As I write this letter to you Brazil is celebrating an important day, 7 de Setembro. It is Brazil’s day for commemorating their independence from Portugal in 1822. That was undoubtedly a very critical day in Brazil’s history. But, as I often remind my Brazilian family and friends, that was not when Brazil became a democratic society where the general populace determines how they will be governed. The democratic process has had some fits and starts in Brazil over the years since then. The democracy that we know today was reborn with the new constitution of October 5, 1988.
The constitution of 1988 was the result of a long and consistent insistence by the general populace for a new set of governing rules. These rules really set out some high ideals. It set out to be more democratic and representative then the constitution of the United States. It has no districts where only the majority wins for Federal Representatives (Deputados Federais). It requires most people to vote to gain universal representation. And it has no Electoral College. Brazil had learned from 21 years of military rule that the “Senate” was not the best place to choose the next president from.

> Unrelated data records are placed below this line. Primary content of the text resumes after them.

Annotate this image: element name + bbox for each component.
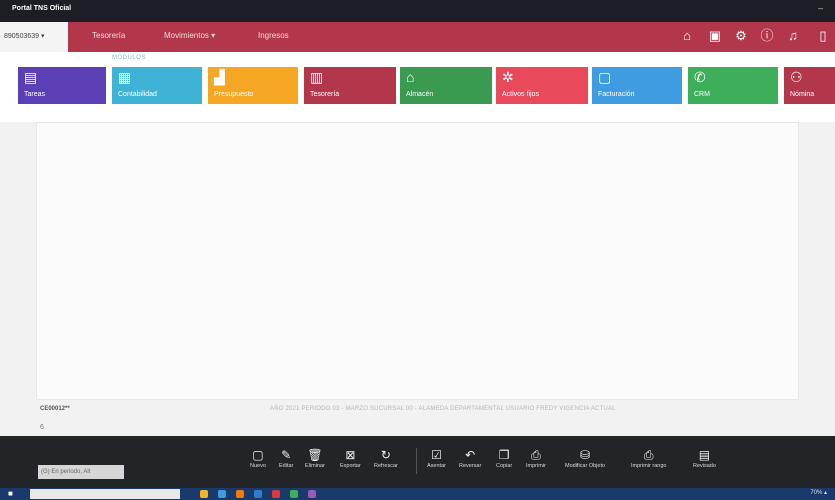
button-label: Reversar — [459, 463, 482, 469]
os-taskbar: ■ 70% ▴ — [0, 488, 835, 500]
new-icon: ▢ — [252, 448, 264, 462]
button-label: Asentar — [427, 463, 446, 469]
module-label: Activos fijos — [502, 91, 539, 98]
module-label: Presupuesto — [214, 91, 254, 98]
calendar-icon[interactable]: ▣ — [707, 28, 723, 44]
module-crm[interactable]: ✆ CRM — [688, 67, 778, 104]
app-icon[interactable] — [254, 490, 262, 498]
copy-icon: ❐ — [498, 448, 510, 462]
info-icon[interactable]: ⓘ — [759, 28, 775, 44]
app-icon[interactable] — [290, 490, 298, 498]
module-facturacion[interactable]: ▢ Facturación — [592, 67, 682, 104]
app-icon[interactable] — [308, 490, 316, 498]
export-button[interactable]: ⊠ Exportar — [340, 448, 361, 469]
new-button[interactable]: ▢ Nuevo — [250, 448, 266, 469]
status-bar: CE00012** AÑO 2021 PERIODO 03 - MARZO SU… — [0, 400, 835, 436]
home-icon[interactable]: ⌂ — [679, 28, 695, 44]
modules-panel: MÓDULOS ▤ Tareas ▦ Contabilidad ▟ Presup… — [0, 52, 835, 122]
module-nomina[interactable]: ⚇ Nómina — [784, 67, 835, 104]
module-label: CRM — [694, 91, 710, 98]
invoice-icon: ▢ — [598, 69, 612, 85]
user-icon[interactable]: ▯ — [815, 28, 831, 44]
export-icon: ⊠ — [345, 448, 356, 462]
button-label: Refrescar — [374, 463, 398, 469]
app-icon[interactable] — [218, 490, 226, 498]
module-activos-fijos[interactable]: ✲ Activos fijos — [496, 67, 588, 104]
trash-icon: 🗑 — [307, 448, 323, 462]
main-content-area — [36, 122, 799, 400]
reviewed-button[interactable]: ▤ Revisado — [693, 448, 716, 469]
refresh-icon: ↻ — [380, 448, 391, 462]
checkbox-icon: ☑ — [431, 448, 442, 462]
treasury-icon: ▥ — [310, 69, 324, 85]
phone-icon: ✆ — [694, 69, 706, 85]
database-icon: ⛁ — [579, 448, 591, 462]
system-tray: 70% ▴ — [810, 490, 827, 496]
button-label: Copiar — [496, 463, 513, 469]
nav-item-movimientos[interactable]: Movimientos ▾ — [164, 31, 215, 40]
button-label: Modificar Objeto — [565, 463, 606, 469]
company-selector[interactable]: 890503639 ▾ — [0, 22, 68, 52]
button-label: Revisado — [693, 463, 716, 469]
button-label: Imprimir — [526, 463, 546, 469]
button-label: Nuevo — [250, 463, 266, 469]
minimize-button[interactable]: – — [818, 3, 823, 13]
document-icon: ▤ — [698, 448, 711, 462]
windows-start-icon[interactable]: ■ — [8, 489, 13, 498]
session-info: AÑO 2021 PERIODO 03 - MARZO SUCURSAL 00 … — [270, 406, 616, 412]
nav-item-ingresos[interactable]: Ingresos — [258, 31, 289, 40]
delete-button[interactable]: 🗑 Eliminar — [305, 448, 325, 469]
edit-button[interactable]: ✎ Editar — [279, 448, 293, 469]
window-titlebar: Portal TNS Oficial – — [0, 0, 835, 22]
app-icon[interactable] — [236, 490, 244, 498]
module-label: Tesorería — [310, 91, 340, 98]
module-contabilidad[interactable]: ▦ Contabilidad — [112, 67, 202, 104]
warehouse-icon: ⌂ — [406, 69, 415, 85]
app-icon[interactable] — [272, 490, 280, 498]
button-label: Editar — [279, 463, 294, 469]
app-icon[interactable] — [200, 490, 208, 498]
taskbar-search[interactable] — [30, 489, 180, 499]
undo-icon: ↶ — [465, 448, 476, 462]
module-label: Facturación — [598, 91, 635, 98]
button-label: Exportar — [340, 463, 361, 469]
calculator-icon: ▦ — [118, 69, 132, 85]
module-presupuesto[interactable]: ▟ Presupuesto — [208, 67, 298, 104]
search-input[interactable]: (G) En periodo, Alt — [38, 465, 124, 479]
module-label: Contabilidad — [118, 91, 157, 98]
copy-button[interactable]: ❐ Copiar — [496, 448, 512, 469]
payroll-icon: ⚇ — [790, 69, 803, 85]
post-button[interactable]: ☑ Asentar — [427, 448, 446, 469]
budget-icon: ▟ — [214, 69, 225, 85]
bell-icon[interactable]: ♫ — [785, 28, 801, 44]
edit-icon: ✎ — [281, 448, 292, 462]
button-label: Eliminar — [305, 463, 325, 469]
assets-icon: ✲ — [502, 69, 514, 85]
top-navbar: 890503639 ▾ Tesorería Movimientos ▾ Ingr… — [0, 22, 835, 52]
module-tesoreria[interactable]: ▥ Tesorería — [304, 67, 396, 104]
print-button[interactable]: ⎙ Imprimir — [526, 448, 546, 469]
modify-object-button[interactable]: ⛁ Modificar Objeto — [565, 448, 605, 469]
printer-icon: ⎙ — [531, 448, 541, 462]
gear-icon[interactable]: ⚙ — [733, 28, 749, 44]
printer-range-icon: ⎙ — [643, 448, 654, 462]
refresh-button[interactable]: ↻ Refrescar — [374, 448, 398, 469]
window-title: Portal TNS Oficial — [12, 5, 72, 12]
button-label: Imprimir rango — [631, 463, 667, 469]
module-almacen[interactable]: ⌂ Almacén — [400, 67, 492, 104]
document-code: CE00012** — [40, 406, 70, 412]
module-label: Almacén — [406, 91, 434, 98]
action-toolbar: (G) En periodo, Alt ▢ Nuevo ✎ Editar 🗑 E… — [0, 436, 835, 488]
toolbar-divider — [416, 448, 417, 474]
module-label: Nómina — [790, 91, 815, 98]
module-tareas[interactable]: ▤ Tareas — [18, 67, 106, 104]
reverse-button[interactable]: ↶ Reversar — [459, 448, 481, 469]
modules-label: MÓDULOS — [112, 55, 146, 61]
print-range-button[interactable]: ⎙ Imprimir rango — [631, 448, 666, 469]
nav-item-tesoreria[interactable]: Tesorería — [92, 31, 125, 40]
tasks-icon: ▤ — [24, 69, 38, 85]
record-number: 6 — [40, 424, 44, 431]
module-label: Tareas — [24, 91, 46, 98]
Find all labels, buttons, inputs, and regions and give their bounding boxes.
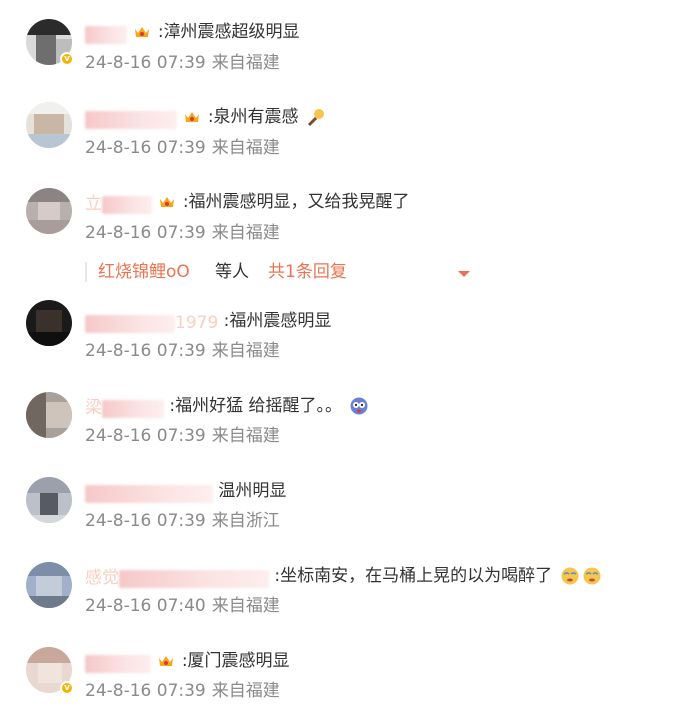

Brazil learned from the US Constitution to create its own with some very conscious improvements. Even with that it is still not an easy process for all. In Brazil the mass will decide on their governing body for better or for worse. That is democracy. Brazil is to be congratulated on this achievement and encouraged to hold dearly to that great accomplishment even as their political and economic world has been rocked as of late. Early next month, 30 years after the New Constitution, Brazil gets their chance to again select a governing body through a truly direct and universal election. What a wonderful opportunity.
Do you think that learning goes only one way? Or could we in the USA learn a little from the Brazilian experience? After all, our current President lost the popular vote by over three million votes and still won the election via the Electoral College. That does not look like true democracy to me. But it does convince me of the worth of shared experiences and of the benefits of learning from others.
The melding of our two cultures was exemplified to me recently in a marvelous way. I was invited by some Brazil and jazz loving friends to a show of Eliane Elias at the Dakota Jazz Club. Eliane is a wonderful jazz singer and piano player who merges beautifully American jazz with Brazilian bossa nova and samba. It was a delightful example of how two great cultures can be blended for something new and lovely to behold.
Please join with us to emphasize the positive and to do our part in building better understanding and stronger relationships between Brazil and Minnesota.